Your diet impacts everything from how much energy you have to how likely you are to develop heart disease and certain types of cancers. Over time, your food and drink choices have a significant effect on most aspects of your health, so make sure fruits, vegetables and whole grains make up a substantial part of your diet. Limit your intake of sugar, salt, and saturated and trans fats, and make sure to get plenty of fiber, as well – research show that most women don’t get nearly enough.


2. Get moving

Most physicians recommend that women get at least 30 minutes of exercise everyday – but if you can get more than that, so much the better. Whether you go for a brisk walk or hit the ski slopes, exercising regularly helps you maintain a healthy weight, combat depression, keep your blood pressure and cholesterol in check, and sleep better at night, which has its own health benefits. Research shows that regular physical activity also lowers your risk of experiencing many medical conditions and diseases, so take the stairs, bike to work or do whatever else you need to do to hit your fitness goals each day.

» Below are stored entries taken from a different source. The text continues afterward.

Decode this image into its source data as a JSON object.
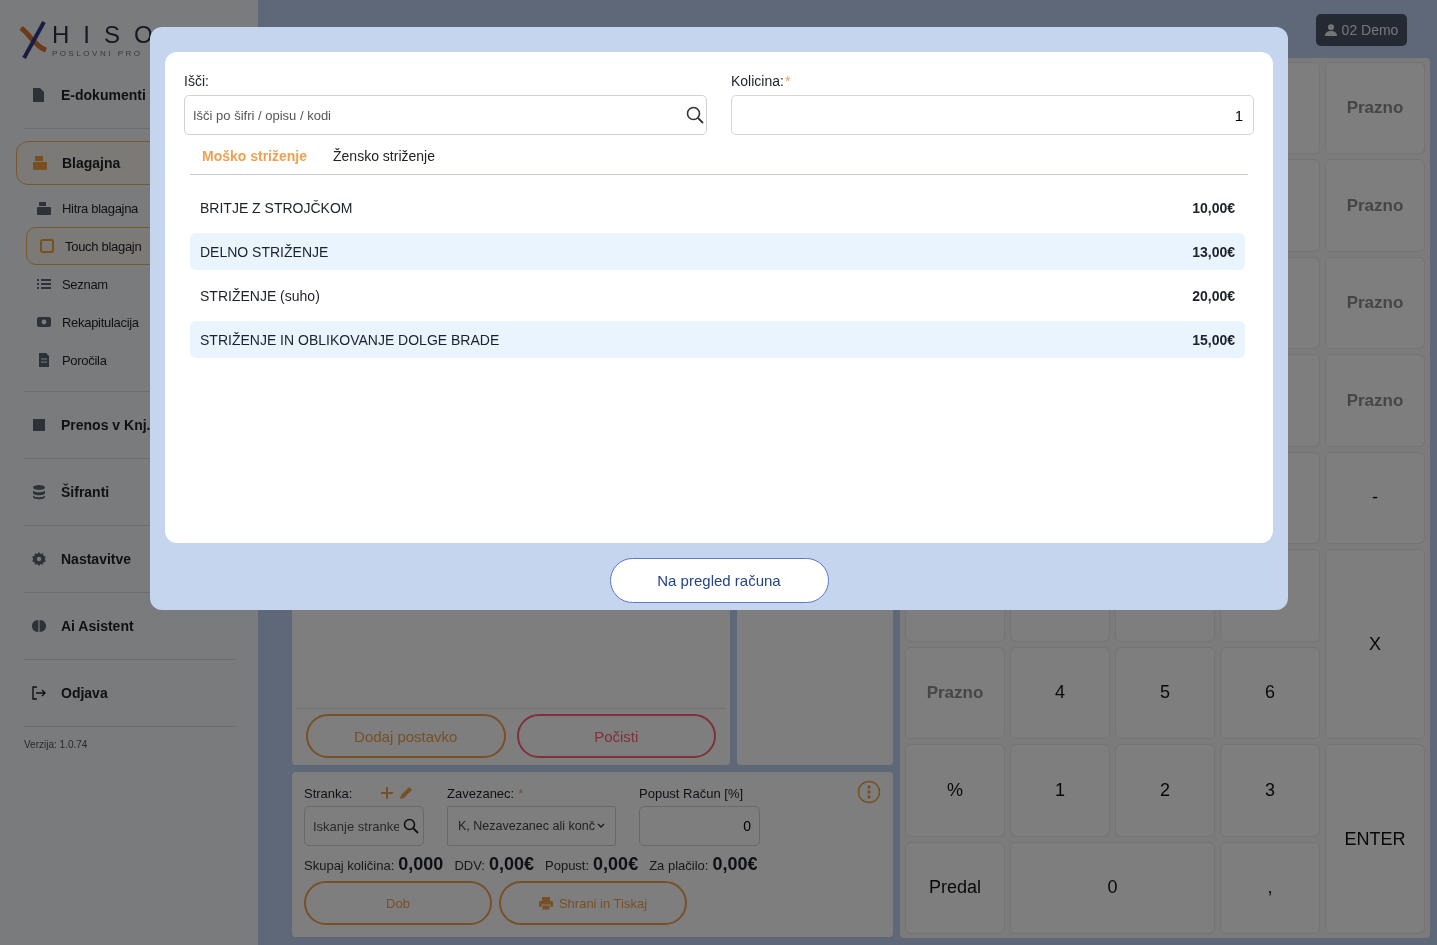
{
  "sidebar": {
    "logo": {
      "name": "HISO",
      "tagline": "POSLOVNI PRO"
    },
    "items": [
      {
        "label": "E-dokumenti",
        "selected": false
      },
      {
        "label": "Blagajna",
        "selected": true,
        "children": [
          {
            "label": "Hitra blagajna",
            "selected": false
          },
          {
            "label": "Touch blagajn",
            "selected": true
          },
          {
            "label": "Seznam",
            "selected": false
          },
          {
            "label": "Rekapitulacija",
            "selected": false
          },
          {
            "label": "Poročila",
            "selected": false
          }
        ]
      },
      {
        "label": "Prenos v Knj.",
        "selected": false
      },
      {
        "label": "Šifranti",
        "selected": false
      },
      {
        "label": "Nastavitve",
        "selected": false
      },
      {
        "label": "Ai Asistent",
        "selected": false
      },
      {
        "label": "Odjava",
        "selected": false
      }
    ],
    "version": "Verzija: 1.0.74"
  },
  "header": {
    "user_button": "02 Demo"
  },
  "receipt": {
    "buttons": [
      {
        "label": "Dodaj postavko",
        "kind": "add"
      },
      {
        "label": "Počisti",
        "kind": "clear"
      }
    ]
  },
  "customer": {
    "customer_label": "Stranka:",
    "customer_placeholder": "Iskanje stranke",
    "taxpayer_label": "Zavezanec:",
    "required_mark": "*",
    "taxpayer_value": "K, Nezavezanec ali konč",
    "discount_label": "Popust Račun [%]",
    "discount_value": "0",
    "totals": [
      {
        "label": "Skupaj količina:",
        "value": "0,000"
      },
      {
        "label": "DDV:",
        "value": "0,00€"
      },
      {
        "label": "Popust:",
        "value": "0,00€"
      },
      {
        "label": "Za plačilo:",
        "value": "0,00€"
      }
    ],
    "buttons": [
      {
        "label": "Dob",
        "kind": "plain"
      },
      {
        "label": "Shrani in Tiskaj",
        "kind": "print"
      }
    ]
  },
  "keypad": [
    {
      "label": "Prazno",
      "disabled": true
    },
    {
      "label": "Prazno",
      "disabled": true
    },
    {
      "label": "Prazno",
      "disabled": true
    },
    {
      "label": "Prazno",
      "disabled": true
    },
    {
      "label": "-",
      "disabled": false
    },
    {
      "label": "X",
      "disabled": false
    },
    {
      "label": "Prazno",
      "disabled": true
    },
    {
      "label": "4",
      "disabled": false
    },
    {
      "label": "5",
      "disabled": false
    },
    {
      "label": "6",
      "disabled": false
    },
    {
      "label": "%",
      "disabled": false
    },
    {
      "label": "1",
      "disabled": false
    },
    {
      "label": "2",
      "disabled": false
    },
    {
      "label": "3",
      "disabled": false
    },
    {
      "label": "ENTER",
      "disabled": false
    },
    {
      "label": "Predal",
      "disabled": false
    },
    {
      "label": "0",
      "disabled": false
    },
    {
      "label": ",",
      "disabled": false
    }
  ],
  "modal": {
    "search_label": "Išči:",
    "search_placeholder": "Išči po šifri / opisu / kodi",
    "quantity_label": "Kolicina:",
    "required_mark": "*",
    "quantity_value": "1",
    "tabs": [
      {
        "label": "Moško striženje",
        "selected": true
      },
      {
        "label": "Žensko striženje",
        "selected": false
      }
    ],
    "items": [
      {
        "name": "BRITJE Z STROJČKOM",
        "price": "10,00€"
      },
      {
        "name": "DELNO STRIŽENJE",
        "price": "13,00€"
      },
      {
        "name": "STRIŽENJE (suho)",
        "price": "20,00€"
      },
      {
        "name": "STRIŽENJE IN OBLIKOVANJE DOLGE BRADE",
        "price": "15,00€"
      }
    ],
    "button": "Na pregled računa"
  }
}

3. Be mindful of mental health

Many women take the time to seek medical treatment when physical symptoms arise, but far fewer seek professional care when it comes to their mental health. While counselors, therapists and other mental health professionals may be able to help you navigate anxiety, depression and other mental health issues, there are many things you can do in your day-to-day life to boost your mood and manage stress.

For instance, make time for some fun. Whether that means spending time with friends or curling up with a good book, figure out what it is you find fulfilling, and find the time to do it.


4. Prioritize sleep

These days, people wear “busy” like it’s a badge of honor, but you won’t have the energy get through your day if you aren’t getting enough shuteye at night. Research shows that kids need between eight and 12 hours of sleep per night, while adults need at least seven to function at their best. If sleeping well is a struggle for you, try sticking to a schedule, keeping electronics out of the bedroom, and avoiding alcohol or caffeine within a few hours of bedtime.

While National Women’s Health Week and Month take place every May, maintaining optimum health is a year-round job. By eating right, staying active, prioritizing mental health and getting plenty of sleep at night, you can lower your risk of many different health conditions – and live a longer, healthier and happier life, too.